Oil Industry Crashes



A steep decline in demand for oil due to reduced travel has forced drilling to stop.

Though the COVID-19 pandemic has affected all economic industries, few have been hit as hard as the oil industry. A steep decline in demand due to reduced travel has forced oil-drilling to stop, and the stock prices of oil companies have dropped drastically.

Under social distancing, the demand for transportation has decreased substantially. With fewer private vehicles on the streets and fewer modes of public transportation operating, the need for oil has plunged. Companies continue to extract oil, requiring extra tankers to store the surplus of crude oil; however, since the stockpiles are growing every day, companies are running out of storage space. In some cases, the price of oil has dropped into the negatives for the first time in history. Two weeks ago, the price per barrel of West Texas Intermediate oil fell to $-37.63. 
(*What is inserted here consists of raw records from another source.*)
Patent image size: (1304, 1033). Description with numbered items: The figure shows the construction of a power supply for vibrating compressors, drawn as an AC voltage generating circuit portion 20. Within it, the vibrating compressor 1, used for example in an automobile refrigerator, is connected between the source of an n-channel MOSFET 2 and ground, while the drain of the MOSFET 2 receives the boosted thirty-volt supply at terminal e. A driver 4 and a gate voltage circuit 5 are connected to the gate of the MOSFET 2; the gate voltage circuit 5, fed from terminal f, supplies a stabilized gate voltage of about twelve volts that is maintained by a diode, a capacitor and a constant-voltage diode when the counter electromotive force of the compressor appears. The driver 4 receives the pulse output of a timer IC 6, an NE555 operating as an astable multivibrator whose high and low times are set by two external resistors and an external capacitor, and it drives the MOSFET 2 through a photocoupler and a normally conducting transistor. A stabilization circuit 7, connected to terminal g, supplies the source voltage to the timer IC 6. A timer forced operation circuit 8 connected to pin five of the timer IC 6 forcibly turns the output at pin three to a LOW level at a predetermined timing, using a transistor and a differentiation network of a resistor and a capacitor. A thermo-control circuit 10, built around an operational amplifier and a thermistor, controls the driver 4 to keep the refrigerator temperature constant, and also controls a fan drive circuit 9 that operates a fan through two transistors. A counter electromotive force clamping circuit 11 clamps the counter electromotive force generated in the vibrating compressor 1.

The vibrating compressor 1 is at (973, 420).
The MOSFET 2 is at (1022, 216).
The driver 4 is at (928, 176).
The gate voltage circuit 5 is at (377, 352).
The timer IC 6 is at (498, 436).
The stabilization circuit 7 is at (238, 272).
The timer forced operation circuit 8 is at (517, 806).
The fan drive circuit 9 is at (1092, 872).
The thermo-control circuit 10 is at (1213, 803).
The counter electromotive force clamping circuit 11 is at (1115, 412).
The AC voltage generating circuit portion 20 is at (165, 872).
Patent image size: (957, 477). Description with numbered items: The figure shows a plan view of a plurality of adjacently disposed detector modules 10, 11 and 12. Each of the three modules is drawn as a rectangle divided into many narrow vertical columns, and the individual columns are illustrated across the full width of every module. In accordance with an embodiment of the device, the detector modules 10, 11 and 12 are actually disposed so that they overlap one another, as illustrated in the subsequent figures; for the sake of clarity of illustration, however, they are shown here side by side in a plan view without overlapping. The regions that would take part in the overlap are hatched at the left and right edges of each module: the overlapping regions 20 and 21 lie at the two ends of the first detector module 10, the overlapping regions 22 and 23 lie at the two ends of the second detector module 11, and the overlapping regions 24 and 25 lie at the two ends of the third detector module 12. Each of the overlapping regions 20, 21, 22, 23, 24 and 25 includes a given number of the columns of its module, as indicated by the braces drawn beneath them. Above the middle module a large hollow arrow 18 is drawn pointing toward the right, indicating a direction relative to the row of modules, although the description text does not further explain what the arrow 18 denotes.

Several countries have demanded that oil companies halt production, while some companies are still pumping crude oil to alleviate their deficits. The Energy Department predicts that two million fewer oil barrels will be pumped each day. The Trump administration has told American companies to cut production. The Organization of Petroleum Exporting Countries, or OPEC, including Saudi Arabia, the United Arab Emirates, and Venezuela, who are the largest influencers of oil price and production, agreed to cut production last month to try and stabilize prices.

People have stopped investing in stocks as the oil prices continue to drop. Governments have expressed willingness to pump trillions of dollars into the market, and the S&P 500 has soared over 25 percent. Nevertheless, millions of jobs in the industry have disappeared, and, according to The New York Times, on April 22, the oil market “continued their record slides” while “some holders were ready to pay people to take a barrel off their hands.” The market continues to deteriorate as stakeholders fear that crude oil output is remaining far too high, while storage is running low. 

The drop in oil prices has benefited consumers, but has come at the cost of large companies. Adam Lang, instructor in economics, said, “A drop in oil prices is good for most consumers as oil is now cheaper, but not good for producers who earn less profit or shut down. Oil is a big input for everything that our economy produces, so it affects lots of industries.” 

Governments are currently working on relief plans to boost the market and aid businesses in the oil industry.